Supposedly to give the Colonists employment but possibly so that all the revenue would go through his hands as it came into port.
The English growers resisted and even though it was now illegal, apparently continued to grow tobacco on a large scale and there were repeated disturbances.
As a result of such disturbances a second Act of parliament was passed banning the growing of tobacco in 1652. Which was ignored again until, in 1667, a platoon of Life Guards was sent in to destroy the entire crop and deal severely with anyone who objected.(8)
And that seems to have been the end of tobacco growing in England until in 1910 when the Liberal Government of the day repealed the Act.
As explained in 1922 by Viscount Wolmer.
NEW CLAUSE.—(Excise duties on homegrown tobacco to cease.) 1922
“What we are asking for is the protection of the industry of tobacco growing in this country until such time as it shall be able to establish itself. The reasons upon which this is put forward are, briefly, as follows: Tobacco was once grown on a very large scale in this country. It was once grown in no fewer than 31 different counties. In the year 1660 it was prohibited by Act of Parliament.
In 1910 a Liberal Government made the growing again permissible, but the Government not only did that, but on 1st January, 1911, they granted a protective rebate of 30 per cent. to English-grown tobacco in order to establish the tobacco-growing industry, thereby following out the well-known maxims of Adam Smith and Cobden that an infant industry can be protected consistently with Free Trade principles.”
“It is a complete fallacy to think that tobacco cannot be successfully grown in this country. At the present moment it is grown in my constituency. I have cigarettes here which were grown in my constituency, which I shall be delighted to offer to any hon. Member. The tobacco is very much like Rhodesian tobacco of a light sort.”
Q -” What do you call the cigarettes?”
A – “Hampshire cigarettes.”
“Tobacco is grown on the very lightest soils. It is grown on the sands round Aldershot, which will not bear an ordinary crop. For that reason it is grown in parts of Berkshire and Norfolk.
Therefore, if you encourage tobacco growing, you can bring a great acreage of soil under cultivation which you cannot do with any other crop, and that soil, subjected to high manurial treatment, becomes capable of growing oats, barley, and potatoes, and can, therefore, be made a potential food reserve in time of war. It is worth while establishing this industry, which was once flourishing and was destroyed by the action of the State.” (9)
And as reported by the BBC:
Hampshire Tobacco Farming
“Phyl Ralton a member of the Fleet and Crookham Local History Group, contacted the programme with information about research they have been involved in about a surprising crop that was grown in Hampshire between the two world wars – tobacco.
Phyl told Making History that tobacco growing was illegal until 1910 and soon after that, several people started experiments. The leader in this field was Arthur J Brandon who grew up to 35 acres of tobacco plants in Church Crookham, near Fleet in Hampshire from 1911 until his death in 1937.

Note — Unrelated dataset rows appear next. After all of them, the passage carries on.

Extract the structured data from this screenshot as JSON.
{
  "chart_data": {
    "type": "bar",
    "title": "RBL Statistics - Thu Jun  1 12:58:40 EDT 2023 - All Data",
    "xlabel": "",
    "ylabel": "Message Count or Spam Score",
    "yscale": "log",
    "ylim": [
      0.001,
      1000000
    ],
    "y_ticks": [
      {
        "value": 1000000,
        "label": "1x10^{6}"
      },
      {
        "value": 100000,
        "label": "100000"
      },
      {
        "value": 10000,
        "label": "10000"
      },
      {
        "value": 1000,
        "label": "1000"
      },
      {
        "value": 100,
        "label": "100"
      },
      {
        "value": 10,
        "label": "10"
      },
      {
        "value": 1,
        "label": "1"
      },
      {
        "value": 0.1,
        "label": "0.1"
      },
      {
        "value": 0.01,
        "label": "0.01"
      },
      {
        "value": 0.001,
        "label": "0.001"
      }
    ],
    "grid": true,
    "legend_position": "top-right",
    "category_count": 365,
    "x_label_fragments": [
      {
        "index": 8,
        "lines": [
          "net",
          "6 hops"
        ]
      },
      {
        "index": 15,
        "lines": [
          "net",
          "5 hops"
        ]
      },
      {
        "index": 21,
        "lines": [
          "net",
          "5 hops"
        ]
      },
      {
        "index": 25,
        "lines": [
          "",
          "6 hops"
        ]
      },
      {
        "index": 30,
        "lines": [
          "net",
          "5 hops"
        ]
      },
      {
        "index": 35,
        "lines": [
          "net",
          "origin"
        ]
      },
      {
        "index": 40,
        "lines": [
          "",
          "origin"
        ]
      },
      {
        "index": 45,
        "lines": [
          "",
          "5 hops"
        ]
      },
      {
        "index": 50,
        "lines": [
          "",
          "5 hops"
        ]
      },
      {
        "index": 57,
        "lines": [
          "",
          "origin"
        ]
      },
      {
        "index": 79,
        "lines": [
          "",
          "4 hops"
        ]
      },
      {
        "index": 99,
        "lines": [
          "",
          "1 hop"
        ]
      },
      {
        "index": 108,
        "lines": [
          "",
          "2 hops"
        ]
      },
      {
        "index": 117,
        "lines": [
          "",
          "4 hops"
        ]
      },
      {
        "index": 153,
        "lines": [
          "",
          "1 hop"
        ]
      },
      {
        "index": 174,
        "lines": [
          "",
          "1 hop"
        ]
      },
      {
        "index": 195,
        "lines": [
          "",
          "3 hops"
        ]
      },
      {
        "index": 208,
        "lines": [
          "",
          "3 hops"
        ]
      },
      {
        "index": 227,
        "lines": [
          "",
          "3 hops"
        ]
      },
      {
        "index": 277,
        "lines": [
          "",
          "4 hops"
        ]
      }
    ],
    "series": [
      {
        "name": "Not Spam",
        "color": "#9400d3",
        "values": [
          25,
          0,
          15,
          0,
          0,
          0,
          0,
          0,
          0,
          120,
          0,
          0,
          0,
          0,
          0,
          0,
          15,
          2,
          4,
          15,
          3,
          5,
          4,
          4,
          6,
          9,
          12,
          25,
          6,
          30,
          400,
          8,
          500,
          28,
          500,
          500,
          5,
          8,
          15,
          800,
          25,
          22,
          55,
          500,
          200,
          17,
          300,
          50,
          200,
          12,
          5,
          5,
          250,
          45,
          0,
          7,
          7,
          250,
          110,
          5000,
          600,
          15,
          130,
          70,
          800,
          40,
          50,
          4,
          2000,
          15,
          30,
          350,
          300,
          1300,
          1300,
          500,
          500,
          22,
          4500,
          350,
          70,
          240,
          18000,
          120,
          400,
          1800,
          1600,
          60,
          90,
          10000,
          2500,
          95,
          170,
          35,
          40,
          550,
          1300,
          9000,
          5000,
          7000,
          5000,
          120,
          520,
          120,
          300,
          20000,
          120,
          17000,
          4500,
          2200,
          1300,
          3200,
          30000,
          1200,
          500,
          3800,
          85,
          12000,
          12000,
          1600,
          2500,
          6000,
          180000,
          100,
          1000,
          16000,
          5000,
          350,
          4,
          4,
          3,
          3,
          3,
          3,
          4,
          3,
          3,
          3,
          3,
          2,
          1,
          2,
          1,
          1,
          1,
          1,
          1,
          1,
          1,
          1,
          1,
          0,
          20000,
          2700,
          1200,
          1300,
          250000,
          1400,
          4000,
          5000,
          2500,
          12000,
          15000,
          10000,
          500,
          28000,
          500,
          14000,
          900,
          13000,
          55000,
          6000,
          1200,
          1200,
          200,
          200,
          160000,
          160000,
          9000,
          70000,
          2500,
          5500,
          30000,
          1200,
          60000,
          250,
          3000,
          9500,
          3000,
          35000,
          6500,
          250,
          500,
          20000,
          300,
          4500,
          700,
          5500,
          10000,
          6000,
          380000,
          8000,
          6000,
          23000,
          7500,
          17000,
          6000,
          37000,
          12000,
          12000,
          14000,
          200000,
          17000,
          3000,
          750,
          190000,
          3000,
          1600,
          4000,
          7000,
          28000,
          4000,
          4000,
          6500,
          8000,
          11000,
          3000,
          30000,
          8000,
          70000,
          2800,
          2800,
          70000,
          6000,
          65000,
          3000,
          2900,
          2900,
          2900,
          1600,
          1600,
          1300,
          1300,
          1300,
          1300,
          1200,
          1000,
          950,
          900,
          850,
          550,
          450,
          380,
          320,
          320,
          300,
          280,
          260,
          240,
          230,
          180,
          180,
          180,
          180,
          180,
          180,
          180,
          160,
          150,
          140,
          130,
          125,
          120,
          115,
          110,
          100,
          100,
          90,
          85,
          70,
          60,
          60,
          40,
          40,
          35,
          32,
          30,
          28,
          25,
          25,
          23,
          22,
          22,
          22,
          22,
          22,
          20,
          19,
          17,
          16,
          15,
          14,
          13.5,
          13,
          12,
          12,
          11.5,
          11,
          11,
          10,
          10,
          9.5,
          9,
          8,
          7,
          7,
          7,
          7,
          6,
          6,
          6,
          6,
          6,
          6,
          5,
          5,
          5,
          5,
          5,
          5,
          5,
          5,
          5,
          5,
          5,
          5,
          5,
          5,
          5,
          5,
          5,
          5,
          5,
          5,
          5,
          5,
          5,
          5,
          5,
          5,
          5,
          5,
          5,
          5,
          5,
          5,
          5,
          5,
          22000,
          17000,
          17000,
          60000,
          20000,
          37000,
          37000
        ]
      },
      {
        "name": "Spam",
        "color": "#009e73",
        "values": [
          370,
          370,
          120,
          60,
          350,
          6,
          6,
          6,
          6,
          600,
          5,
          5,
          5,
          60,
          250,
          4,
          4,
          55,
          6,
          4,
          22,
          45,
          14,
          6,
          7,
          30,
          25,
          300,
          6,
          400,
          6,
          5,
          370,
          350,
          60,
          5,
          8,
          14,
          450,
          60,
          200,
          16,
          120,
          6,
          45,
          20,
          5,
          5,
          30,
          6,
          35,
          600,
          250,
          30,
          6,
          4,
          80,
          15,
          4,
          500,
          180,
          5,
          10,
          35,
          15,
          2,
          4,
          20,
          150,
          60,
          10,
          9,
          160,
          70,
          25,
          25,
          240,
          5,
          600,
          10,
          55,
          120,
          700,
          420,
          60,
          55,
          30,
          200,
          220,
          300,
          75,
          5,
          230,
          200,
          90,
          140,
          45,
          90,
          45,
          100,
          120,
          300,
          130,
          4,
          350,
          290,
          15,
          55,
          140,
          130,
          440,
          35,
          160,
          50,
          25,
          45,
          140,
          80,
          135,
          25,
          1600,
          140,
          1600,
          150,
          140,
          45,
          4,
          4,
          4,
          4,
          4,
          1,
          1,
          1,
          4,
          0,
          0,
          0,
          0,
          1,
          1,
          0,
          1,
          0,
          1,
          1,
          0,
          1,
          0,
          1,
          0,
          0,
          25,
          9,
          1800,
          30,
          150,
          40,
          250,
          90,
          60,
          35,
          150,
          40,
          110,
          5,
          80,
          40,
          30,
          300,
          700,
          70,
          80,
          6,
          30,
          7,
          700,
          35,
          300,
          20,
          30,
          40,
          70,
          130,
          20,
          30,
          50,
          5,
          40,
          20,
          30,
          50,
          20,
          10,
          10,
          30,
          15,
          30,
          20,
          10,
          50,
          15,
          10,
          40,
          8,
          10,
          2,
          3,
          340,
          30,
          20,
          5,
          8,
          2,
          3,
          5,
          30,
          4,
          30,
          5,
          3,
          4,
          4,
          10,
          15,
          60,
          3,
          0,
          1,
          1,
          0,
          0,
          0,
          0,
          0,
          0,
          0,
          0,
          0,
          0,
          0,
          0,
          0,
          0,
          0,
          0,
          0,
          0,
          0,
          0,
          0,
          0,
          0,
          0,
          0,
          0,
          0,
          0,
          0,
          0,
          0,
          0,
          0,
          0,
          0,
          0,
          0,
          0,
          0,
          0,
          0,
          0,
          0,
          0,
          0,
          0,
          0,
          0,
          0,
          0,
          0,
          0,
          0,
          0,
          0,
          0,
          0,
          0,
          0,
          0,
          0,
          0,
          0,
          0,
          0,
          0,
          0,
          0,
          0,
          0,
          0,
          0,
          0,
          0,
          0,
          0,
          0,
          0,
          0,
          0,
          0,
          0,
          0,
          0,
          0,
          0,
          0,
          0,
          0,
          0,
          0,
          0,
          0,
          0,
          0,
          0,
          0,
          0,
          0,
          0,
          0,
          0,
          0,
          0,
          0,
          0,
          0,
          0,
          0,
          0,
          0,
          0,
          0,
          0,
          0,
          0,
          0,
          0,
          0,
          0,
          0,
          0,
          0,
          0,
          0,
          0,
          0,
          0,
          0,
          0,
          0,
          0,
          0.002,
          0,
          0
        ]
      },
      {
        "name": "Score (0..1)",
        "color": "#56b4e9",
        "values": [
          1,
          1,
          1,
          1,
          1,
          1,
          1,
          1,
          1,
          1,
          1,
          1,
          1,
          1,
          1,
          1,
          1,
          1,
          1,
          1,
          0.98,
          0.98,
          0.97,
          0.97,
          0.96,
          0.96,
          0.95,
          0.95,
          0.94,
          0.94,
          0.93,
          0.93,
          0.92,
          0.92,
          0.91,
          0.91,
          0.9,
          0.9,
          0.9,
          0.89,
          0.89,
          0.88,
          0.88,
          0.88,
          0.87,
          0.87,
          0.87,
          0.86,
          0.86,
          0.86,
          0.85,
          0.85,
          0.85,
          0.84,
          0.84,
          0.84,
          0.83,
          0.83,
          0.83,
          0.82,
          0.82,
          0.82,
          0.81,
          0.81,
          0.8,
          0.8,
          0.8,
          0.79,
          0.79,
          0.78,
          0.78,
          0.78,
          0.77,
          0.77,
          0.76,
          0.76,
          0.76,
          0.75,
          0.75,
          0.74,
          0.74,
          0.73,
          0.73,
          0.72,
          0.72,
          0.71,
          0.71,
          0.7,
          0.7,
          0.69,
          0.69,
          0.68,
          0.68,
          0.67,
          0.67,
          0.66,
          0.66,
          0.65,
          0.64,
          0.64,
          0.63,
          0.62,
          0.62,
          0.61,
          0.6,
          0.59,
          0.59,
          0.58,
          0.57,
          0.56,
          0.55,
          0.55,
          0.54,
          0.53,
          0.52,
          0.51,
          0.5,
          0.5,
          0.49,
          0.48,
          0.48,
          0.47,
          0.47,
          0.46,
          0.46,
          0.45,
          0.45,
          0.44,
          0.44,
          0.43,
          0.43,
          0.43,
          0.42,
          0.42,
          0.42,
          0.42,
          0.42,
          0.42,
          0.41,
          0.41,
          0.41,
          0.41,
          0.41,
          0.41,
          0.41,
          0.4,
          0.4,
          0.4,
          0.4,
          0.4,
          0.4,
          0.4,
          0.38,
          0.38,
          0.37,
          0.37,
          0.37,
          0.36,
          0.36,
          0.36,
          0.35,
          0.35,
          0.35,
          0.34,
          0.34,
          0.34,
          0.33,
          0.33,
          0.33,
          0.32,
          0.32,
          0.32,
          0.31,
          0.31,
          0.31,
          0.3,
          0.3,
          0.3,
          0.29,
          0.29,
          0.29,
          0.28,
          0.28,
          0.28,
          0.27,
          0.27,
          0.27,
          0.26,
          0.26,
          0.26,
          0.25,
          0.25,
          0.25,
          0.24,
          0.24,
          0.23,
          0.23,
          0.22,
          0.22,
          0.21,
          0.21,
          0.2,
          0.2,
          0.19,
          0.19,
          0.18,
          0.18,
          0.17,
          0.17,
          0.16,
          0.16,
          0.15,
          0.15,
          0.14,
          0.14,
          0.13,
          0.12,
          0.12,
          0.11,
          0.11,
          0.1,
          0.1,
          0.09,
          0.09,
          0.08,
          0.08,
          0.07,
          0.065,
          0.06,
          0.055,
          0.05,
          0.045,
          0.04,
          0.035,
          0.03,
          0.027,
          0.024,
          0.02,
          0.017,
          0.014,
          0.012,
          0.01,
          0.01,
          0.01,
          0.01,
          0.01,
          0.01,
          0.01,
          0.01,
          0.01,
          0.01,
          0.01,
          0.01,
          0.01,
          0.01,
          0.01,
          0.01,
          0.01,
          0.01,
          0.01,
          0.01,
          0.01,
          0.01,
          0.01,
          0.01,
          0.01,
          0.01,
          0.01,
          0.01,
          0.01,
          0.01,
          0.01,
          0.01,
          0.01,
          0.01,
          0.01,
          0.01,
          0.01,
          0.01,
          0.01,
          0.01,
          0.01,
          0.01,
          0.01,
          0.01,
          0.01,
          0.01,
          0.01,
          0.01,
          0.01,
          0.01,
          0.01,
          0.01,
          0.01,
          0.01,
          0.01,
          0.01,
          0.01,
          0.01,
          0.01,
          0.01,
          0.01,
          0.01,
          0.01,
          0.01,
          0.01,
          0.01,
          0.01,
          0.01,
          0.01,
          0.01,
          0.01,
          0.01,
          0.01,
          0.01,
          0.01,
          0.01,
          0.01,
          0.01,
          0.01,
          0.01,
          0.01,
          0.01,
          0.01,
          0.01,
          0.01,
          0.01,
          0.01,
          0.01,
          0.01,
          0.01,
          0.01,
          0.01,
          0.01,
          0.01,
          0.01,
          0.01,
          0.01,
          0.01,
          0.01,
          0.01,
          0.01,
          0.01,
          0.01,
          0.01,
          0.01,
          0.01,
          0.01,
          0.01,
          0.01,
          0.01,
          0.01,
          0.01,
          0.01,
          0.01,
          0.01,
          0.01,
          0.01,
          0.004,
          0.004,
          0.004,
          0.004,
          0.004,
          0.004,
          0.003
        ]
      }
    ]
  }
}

He harvested up to 800 lbs per acre and demonstrated that it was possible to grow, cure and sell good tobacco products but he could not make a commercial success of the business against cheaper foreign competition and the amount of duty levied on his crop.” (10)
“At Redfields Farm Mr A.J. Brandon commenced to grow tobacco as a commercial crop. This proved to be very successful and within a few years a large staff was employed to cultivate the plants and cure the leaves. The crop was then packed into huge barrels and sent to Salisbury to be blended and made into pipe tobacco or ‘Blue Prior’ cigarettes. Tobacco was last grown on this farm in 1938″ (11)
Which apparently is now a garden centre.
One further but non-commercial, English tobacco crop was grown during WW2, when my Grandfather, along with many others, grew their own tobacco in back gardens and allotments across the country.